Singleton は神の創造物たる普遍存在そのものなので、いくらちょうぜつエンジニアでもちょっとやそっとでは手出しできません。名前が有名なので勘違いされて、「グローバル変数置き場」のことだと思われがち (そういうデリケートなボケは通じにくいといくら言ってもめもりーちゃんは聞いてくれなくて) ですが、ぜんぜん違いますからね。
本来の Singleton とは、人類のどの言語で言い表しても偏在する概念が、つねに単体で、不変な形として、擬似的に存在を得たものです。なんだそりゃ。ええと、たとえば「ナノ秒の誤差もなく現在時刻を正しく表す時計」は、宇宙の本質のメタファーですよね。数学や物理法則の公式も、神が作った世界のモデルなので普遍かつ不変です。
とはいえ、プログラミング言語にとってはコンピューターの世界こそが世界なので、開発言語で書かれたプログラムから恣意的に手出しできない環境変数や OS サービスも、神の創造物と同じぐらいの扱いにしてもいいでしょう。というわけで、ファイルシステムのルートだとか、標準入出力なんかは、Singleton とみなしてもオッケーです。
Singleton は、初回の取得でいちど初期化されると、二度目以降は必ず同じインスタンスを返します。異なるプロセスとして起動された場合でも、基本的には再度、等価なオブジェクトが得られるはずです。
つまり、単一インスタンスを共有していて、その必要条件はイミュータブルであることが特徴です。これは Prototype パターン と正反対の特徴です (クローンされる前のオリジナルは Singleton かもしれませんが)。
本来、シングルトンは生成にパラメーターを取りません。だって、異なるパラメーターで生成できる複数のインスタンスがあるのはおかしいじゃないですか。
とはいえ、ユーザー設定を持つ種類のクラスでも、コンフィグ済みのインスタンスを 1 クラス 1 インスタンス保証するコンテナにある場合は、ビジネスロジックから見たバーチャル Singleton とみなせます。

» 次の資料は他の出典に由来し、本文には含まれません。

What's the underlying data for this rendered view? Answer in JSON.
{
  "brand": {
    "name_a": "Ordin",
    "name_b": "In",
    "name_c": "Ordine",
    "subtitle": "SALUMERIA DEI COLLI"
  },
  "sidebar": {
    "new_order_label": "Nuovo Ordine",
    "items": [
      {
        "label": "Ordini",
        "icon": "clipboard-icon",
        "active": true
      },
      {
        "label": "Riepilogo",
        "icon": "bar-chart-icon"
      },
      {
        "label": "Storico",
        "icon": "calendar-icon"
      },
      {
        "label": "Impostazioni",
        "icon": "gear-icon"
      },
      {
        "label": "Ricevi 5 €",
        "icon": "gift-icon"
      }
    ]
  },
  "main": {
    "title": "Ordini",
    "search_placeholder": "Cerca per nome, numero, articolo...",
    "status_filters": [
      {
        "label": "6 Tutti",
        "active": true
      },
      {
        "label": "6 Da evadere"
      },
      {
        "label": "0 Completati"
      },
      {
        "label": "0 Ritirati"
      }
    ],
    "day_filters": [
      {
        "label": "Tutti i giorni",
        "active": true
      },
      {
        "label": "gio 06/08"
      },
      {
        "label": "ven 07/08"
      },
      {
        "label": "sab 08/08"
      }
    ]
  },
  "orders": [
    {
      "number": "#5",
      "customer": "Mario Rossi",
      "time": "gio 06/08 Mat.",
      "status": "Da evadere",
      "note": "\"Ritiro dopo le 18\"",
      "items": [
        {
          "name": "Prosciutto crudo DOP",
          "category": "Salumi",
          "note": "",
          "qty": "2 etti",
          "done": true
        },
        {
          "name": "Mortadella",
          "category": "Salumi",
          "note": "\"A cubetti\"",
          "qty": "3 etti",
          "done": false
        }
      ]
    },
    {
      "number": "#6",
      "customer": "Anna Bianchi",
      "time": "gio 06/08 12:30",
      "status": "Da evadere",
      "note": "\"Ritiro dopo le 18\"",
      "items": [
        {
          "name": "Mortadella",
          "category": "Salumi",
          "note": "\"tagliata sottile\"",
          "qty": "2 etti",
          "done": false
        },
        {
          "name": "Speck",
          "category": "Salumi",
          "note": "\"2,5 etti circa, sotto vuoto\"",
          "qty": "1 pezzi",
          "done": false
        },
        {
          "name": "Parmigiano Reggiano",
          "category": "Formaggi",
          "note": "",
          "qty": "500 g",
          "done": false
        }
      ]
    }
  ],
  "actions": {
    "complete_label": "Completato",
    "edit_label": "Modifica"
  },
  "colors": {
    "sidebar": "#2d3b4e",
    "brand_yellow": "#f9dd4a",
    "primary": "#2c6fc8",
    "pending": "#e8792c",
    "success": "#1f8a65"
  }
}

DI コンテナユーザーは、この仮想 Singleton を便宜上 Singletin と呼んでいるかもしれませんが、はい、ここで注意。Singleton とみなしたクラスを勝手に new
するのは NG です。YouTube 視聴者にとって VTuber には中の人などいないので、3D モデルデータを勝手に new
して乗っ取るのはダメですよというのと同じですね。いろいろ台無しです。
さらに多くの人が誤解しているのは、アプリケーション全体で共有するコンテキストのことを Singleton と呼んでしまうことです。それただのグローバル変数だから。他の信者もいるのに、アプリケーションが神を恣意的に変更できてはいけないでしょ。Singleton は共有で、いつでもあなたの隣にいます、だけど、絶対にイミュータブルですからね。
もし Singleton のフリをしたものがアプリケーションの望みを聞き入れてしまうなら、それは悪魔の誘いです。人の煩悩にとって都合のいい形で祀られ、いずれ肥大化します。そうすると、人は逆に、その悪魔によって、制御できない無秩序に支配されます。
それ、神の創造物じゃなくて、いわゆる「神クラス」ですよね。「アプリケーションの民は何をするにも俺様の靴を舐めてからだククク...」 悪い意味で使われる Singleton = 神クラスの正体は、つまり神のフリをした邪神だったのです。はいはい、悪い文明は滅ぼしましょうね
解説がどんどん長くなってしまって、何ならこれ絵よりたいへんなので、次回からもっとあっさりやろうと思います。